New programme helps to rehabilitate dog abuse offenders, writes Guy Rogers
When Yanka-Kwanita started working with dog abuse cases, there was an early breakthrough, which convinced programme coordinators they were onto something.
The gentle pit bull whose name means “blossom grace of God” in native American Sioux, was introduced to a Schauderville teenager involved in a dog fighting case and Yanka’s owner, Marizaan Ferreira, showed him how to put on the dog’s harness, to walk with her and get her to stay while she waited for a treat.
“He got Yanka to do this, and you should have seen his face,” Ferreira recalled. “He said, ‘ niemand het my gerespekteer soos hierdie hond (nobody has respected me like this dog).
“The prosecutor burst into tears. We knew then it was helping.”
After the completion of this first dog abuse rehabilitation programme, firebrand attorney and programme initiator Karin van Schalkwyk convinced the court to bring in Yanka again for the shocking “drain case”.
In February last year, five Arcadia teenagers, two of them still in primary school, threw three adult dogs and five puppies down a drain with a pile of trash.
They hurled rocks at the dogs from above and followed that with burning paper, trying to set the trash alight.
A member of the community intervened at this point and the animals were extricated but not before one puppy was burnt to death. Another with a broken back had to be put down.
Convicting the boys, the court ordered that they must attend the Yes Lifeskills course run under the National Institute for Crime Prevention and the Reintegration of Offenders, as well as three hour-and-a-half sessions with Yanka.
The sessions were set for the October school holidays and initially the boys were terrified of the dog, Ferreira recalled.

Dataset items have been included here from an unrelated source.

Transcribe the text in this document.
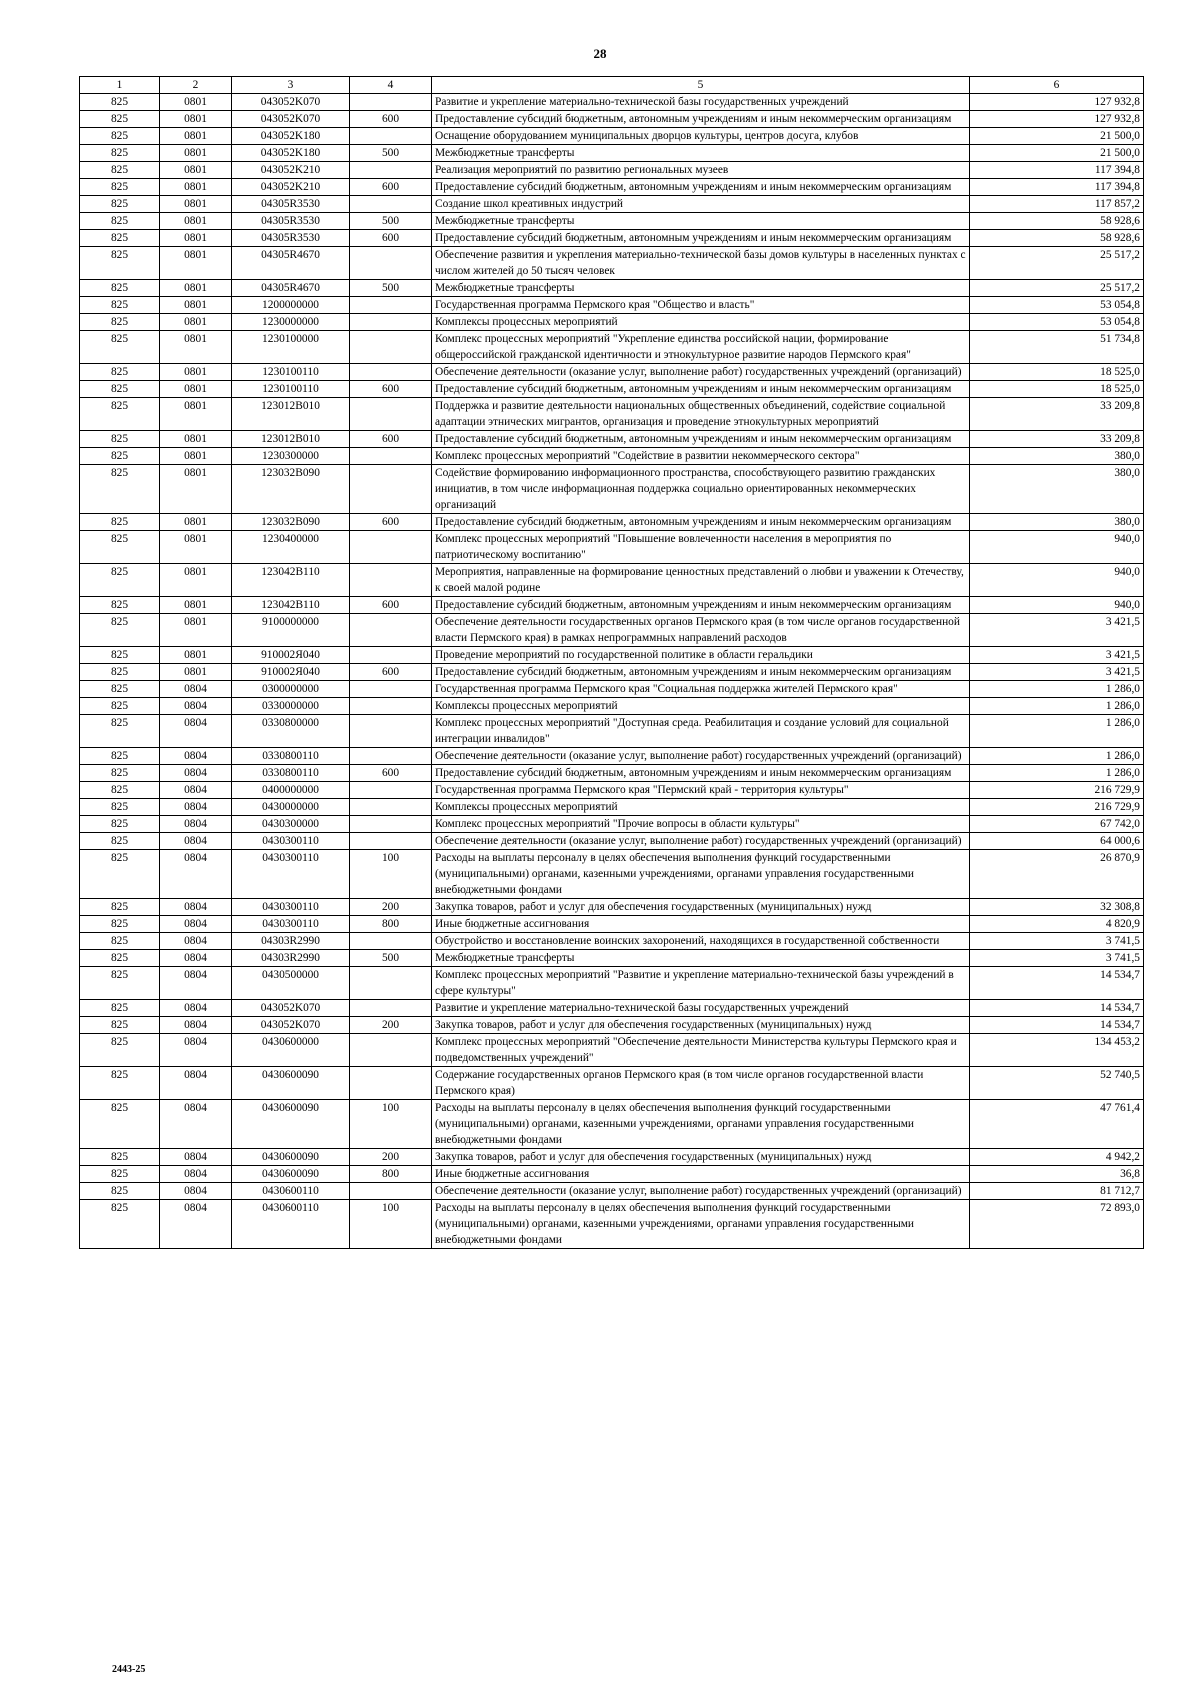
28
1	2	3	4	5	6
825	0801	043052K070		Развитие и укрепление материально-технической базы государственных учреждений	127 932,8
825	0801	043052K070	600	Предоставление субсидий бюджетным, автономным учреждениям и иным некоммерческим организациям	127 932,8
825	0801	043052K180		Оснащение оборудованием муниципальных дворцов культуры, центров досуга, клубов	21 500,0
825	0801	043052K180	500	Межбюджетные трансферты	21 500,0
825	0801	043052K210		Реализация мероприятий по развитию региональных музеев	117 394,8
825	0801	043052K210	600	Предоставление субсидий бюджетным, автономным учреждениям и иным некоммерческим организациям	117 394,8
825	0801	04305R3530		Создание школ креативных индустрий	117 857,2
825	0801	04305R3530	500	Межбюджетные трансферты	58 928,6
825	0801	04305R3530	600	Предоставление субсидий бюджетным, автономным учреждениям и иным некоммерческим организациям	58 928,6
825	0801	04305R4670		Обеспечение развития и укрепления материально-технической базы домов культуры в населенных пунктах с числом жителей до 50 тысяч человек	25 517,2
825	0801	04305R4670	500	Межбюджетные трансферты	25 517,2
825	0801	1200000000		Государственная программа Пермского края "Общество и власть"	53 054,8
825	0801	1230000000		Комплексы процессных мероприятий	53 054,8
825	0801	1230100000		Комплекс процессных мероприятий "Укрепление единства российской нации, формирование общероссийской гражданской идентичности и этнокультурное развитие народов Пермского края"	51 734,8
825	0801	1230100110		Обеспечение деятельности (оказание услуг, выполнение работ) государственных учреждений (организаций)	18 525,0
825	0801	1230100110	600	Предоставление субсидий бюджетным, автономным учреждениям и иным некоммерческим организациям	18 525,0
825	0801	123012B010		Поддержка и развитие деятельности национальных общественных объединений, содействие социальной адаптации этнических мигрантов, организация и проведение этнокультурных мероприятий	33 209,8
825	0801	123012B010	600	Предоставление субсидий бюджетным, автономным учреждениям и иным некоммерческим организациям	33 209,8
825	0801	1230300000		Комплекс процессных мероприятий "Содействие в развитии некоммерческого сектора"	380,0
825	0801	123032B090		Содействие формированию информационного пространства, способствующего развитию гражданских инициатив, в том числе информационная поддержка социально ориентированных некоммерческих организаций	380,0
825	0801	123032B090	600	Предоставление субсидий бюджетным, автономным учреждениям и иным некоммерческим организациям	380,0
825	0801	1230400000		Комплекс процессных мероприятий "Повышение вовлеченности населения в мероприятия по патриотическому воспитанию"	940,0
825	0801	123042B110		Мероприятия, направленные на формирование ценностных представлений о любви и уважении к Отечеству, к своей малой родине	940,0
825	0801	123042B110	600	Предоставление субсидий бюджетным, автономным учреждениям и иным некоммерческим организациям	940,0
825	0801	9100000000		Обеспечение деятельности государственных органов Пермского края (в том числе органов государственной власти Пермского края) в рамках непрограммных направлений расходов	3 421,5
825	0801	910002Я040		Проведение мероприятий по государственной политике в области геральдики	3 421,5
825	0801	910002Я040	600	Предоставление субсидий бюджетным, автономным учреждениям и иным некоммерческим организациям	3 421,5
825	0804	0300000000		Государственная программа Пермского края "Социальная поддержка жителей Пермского края"	1 286,0
825	0804	0330000000		Комплексы процессных мероприятий	1 286,0
825	0804	0330800000		Комплекс процессных мероприятий "Доступная среда. Реабилитация и создание условий для социальной интеграции инвалидов"	1 286,0
825	0804	0330800110		Обеспечение деятельности (оказание услуг, выполнение работ) государственных учреждений (организаций)	1 286,0
825	0804	0330800110	600	Предоставление субсидий бюджетным, автономным учреждениям и иным некоммерческим организациям	1 286,0
825	0804	0400000000		Государственная программа Пермского края "Пермский край - территория культуры"	216 729,9
825	0804	0430000000		Комплексы процессных мероприятий	216 729,9
825	0804	0430300000		Комплекс процессных мероприятий "Прочие вопросы в области культуры"	67 742,0
825	0804	0430300110		Обеспечение деятельности (оказание услуг, выполнение работ) государственных учреждений (организаций)	64 000,6
825	0804	0430300110	100	Расходы на выплаты персоналу в целях обеспечения выполнения функций государственными (муниципальными) органами, казенными учреждениями, органами управления государственными внебюджетными фондами	26 870,9
825	0804	0430300110	200	Закупка товаров, работ и услуг для обеспечения государственных (муниципальных) нужд	32 308,8
825	0804	0430300110	800	Иные бюджетные ассигнования	4 820,9
825	0804	04303R2990		Обустройство и восстановление воинских захоронений, находящихся в государственной собственности	3 741,5
825	0804	04303R2990	500	Межбюджетные трансферты	3 741,5
825	0804	0430500000		Комплекс процессных мероприятий "Развитие и укрепление материально-технической базы учреждений в сфере культуры"	14 534,7
825	0804	043052K070		Развитие и укрепление материально-технической базы государственных учреждений	14 534,7
825	0804	043052K070	200	Закупка товаров, работ и услуг для обеспечения государственных (муниципальных) нужд	14 534,7
825	0804	0430600000		Комплекс процессных мероприятий "Обеспечение деятельности Министерства культуры Пермского края и подведомственных учреждений"	134 453,2
825	0804	0430600090		Содержание государственных органов Пермского края (в том числе органов государственной власти Пермского края)	52 740,5
825	0804	0430600090	100	Расходы на выплаты персоналу в целях обеспечения выполнения функций государственными (муниципальными) органами, казенными учреждениями, органами управления государственными внебюджетными фондами	47 761,4
825	0804	0430600090	200	Закупка товаров, работ и услуг для обеспечения государственных (муниципальных) нужд	4 942,2
825	0804	0430600090	800	Иные бюджетные ассигнования	36,8
825	0804	0430600110		Обеспечение деятельности (оказание услуг, выполнение работ) государственных учреждений (организаций)	81 712,7
825	0804	0430600110	100	Расходы на выплаты персоналу в целях обеспечения выполнения функций государственными (муниципальными) органами, казенными учреждениями, органами управления государственными внебюджетными фондами	72 893,0
2443-25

When they eventually agreed to sit down next to her, they were asked why they had done what they did. “They told us ‘it was to be cool’.”
Yet at the end of their savage game, the boys admitted, they had been left feeling anything but cool. Ferreira said the revelation had been key to the progress they made.
“I showed them how to feed Yanka, give her water and take care of her and, as she responded to their attention, I’d say to them – ‘see, now that’s cool’.”
In the gangster-ridden northern areas, many of the youths involved in dog abuse cases grew up with little or no support or mentorship, let alone love or wisdom, Ferreira noted.
“So they’ll have designer shoes and jeans but often no-one to show them what’s right or wrong.
“The parents of the boys in the drain case were meant to attend the sessions with their children, but one grandfather was the only adult who ever arrived.”
Veteran Animal Anti-Cruelty League fieldworker Bev Rademeyer, who helped prosecute the case and who was part of the rehabilitation sessions, said the boys had talked about what they wanted to do after school and had even revealed some positive relationships with animals.
“One of them was in tears one day because someone had stolen his pit bull. Another has a beautiful German shepherd at his home that is well taken care of.”
While the sessions had worked to some degree, a follow-up course was needed, she said.
“Through Yanka they’ve seen the gentler side of animals but I feel we need to follow this up by giving them time working with us at the league so they can see the suffering people cause to animals that are chained, stoned, stabbed and burnt.
“In the end it’s to the animals that they need to apologise.”